Background: Trait-based approaches in the fields of ecology and quantitative biology have been gaining traction. Investigating the bacterial trait space at a macro scale is crucial in understanding the niches they occupy. Specifically, we seek to understand the traits that delineate pathogenic, or more broadly host-associated bacteria. To tackle this problem, access to robust bacterial trait data is fundamental. Major issues with current data repositories, (BacDive, and bugPhyzz), include; 1) accessibility, setting a barrier to entry for biologists/ecologists lacking programming experience, and 2) the dispersal of different traits across multiple siloed repositories, requiring advanced data wrangling. We introduce the microgenomeR R package to tackle these issues by 1) readily presenting diverse trait data through R data files, 2) minimizing necessary data wrangling for the users with custom cleanup and summarization functions, and 3) enhancing trait data visualization with an interactive dashboard.

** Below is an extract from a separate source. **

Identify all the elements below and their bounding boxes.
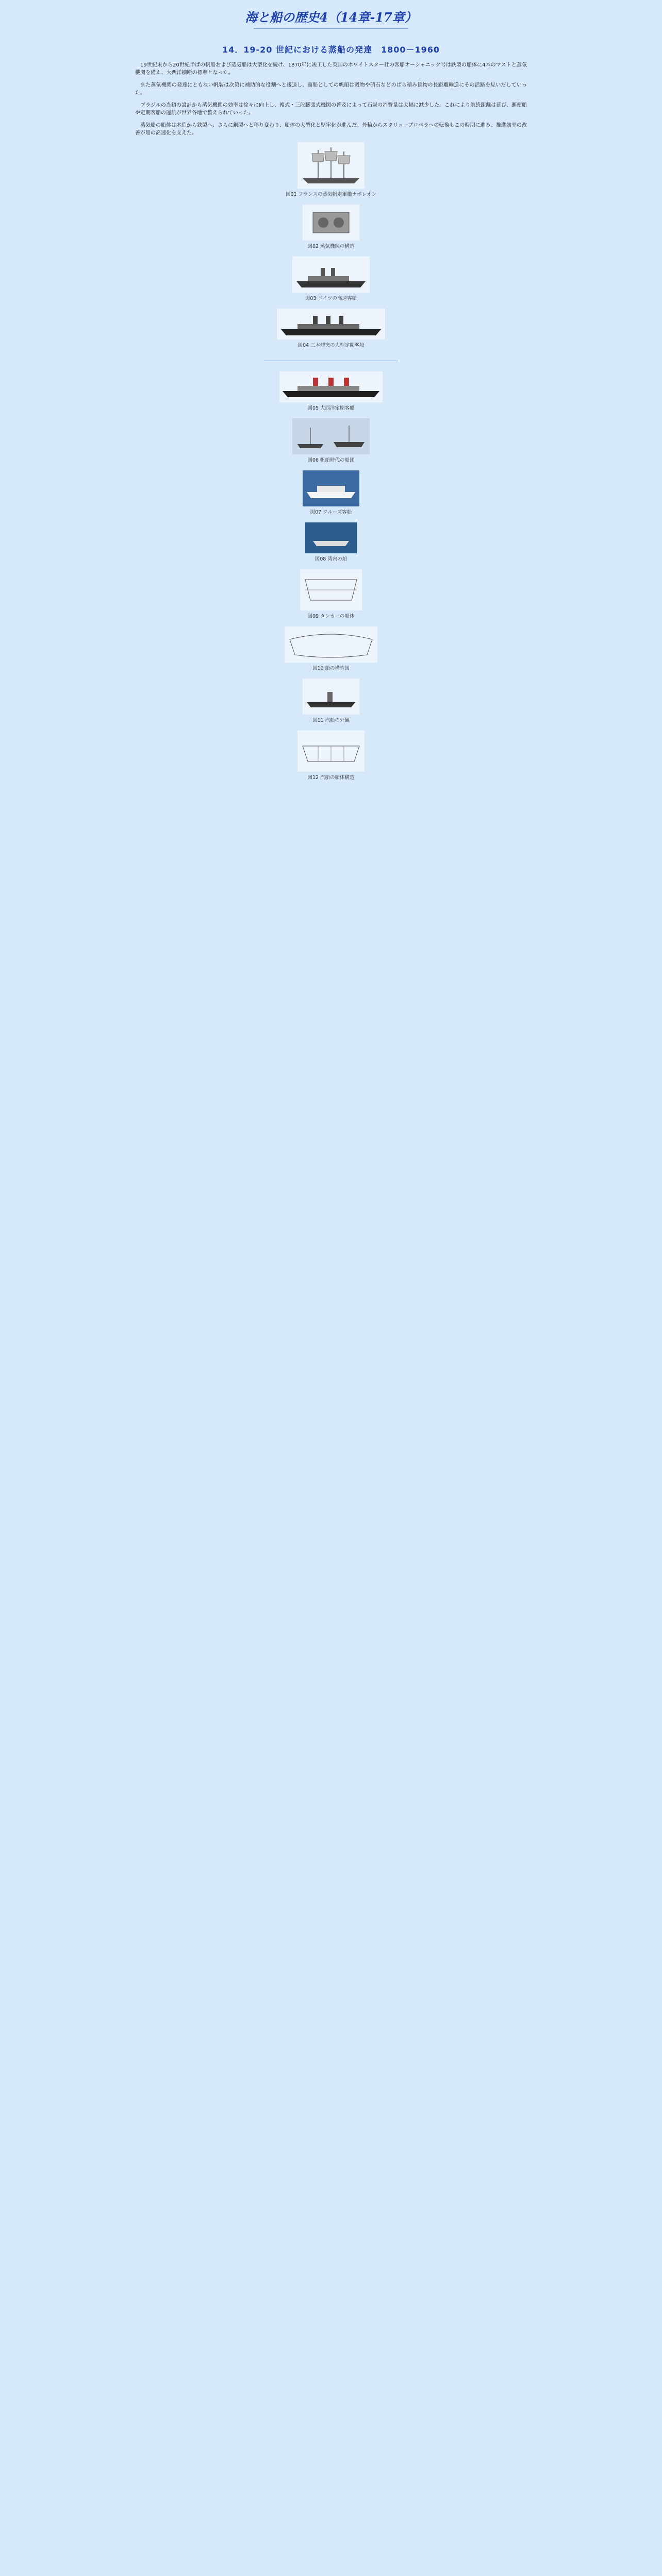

Approach: MicroGenomeR is an R package (with proposed installation via GitHub) encapsulating bacterial species metadata ranging from quantitative genomic traits to phenotypic traits. The microgenomeR package builds upon initial data integration and harmonization workflows (by Madin [2020], bugphyzz), which incorporate ~30+ different bacterial datasets and merge them into species and strain levels. The workflow was repurposed first by updating the constituent bacterial datasets. Secondly, for each species, the missing trait values were imputed using bugPhyzz, an R data package with a collection of regularly updated bacterial physiology traits. Where relevant, pathogenicity and host information was further added using a list of manually curated and text-mined bacterial host and pathogen data. The package exports the data as a R-data file for ease of access. For advanced users, the package allows updating of trait values using bugPhyzz. Additionally, the package is accompanied by a R Shiny dashboard for quick exploratory data analysis.

Results: The microgenomeR package contains 22 traits for around 15K+ bacterial species. The traits span 6 groups ranging from abiotic environmental traits to morphological traits. Further, ~2K species were designated as pathogens. For host information, ~4k species are assigned to 1356 unique host species spanning 12 major groups ranging from mammals, to plants, to invertebrates.

I am a Informatic Research Professional, in the University of Colorado Anschutz Medical Campus. I am under the mentorship of Dr. Janani Ravi, and Dr. Nina Wale. I graduated with a Bachelors in Biosystem Engineering, and a Masters in Computational Mathematics Science and Engineering, both from Michigan State University. My current research is on understand microbial phenotypic traits, using interpretable machine learning algorithms.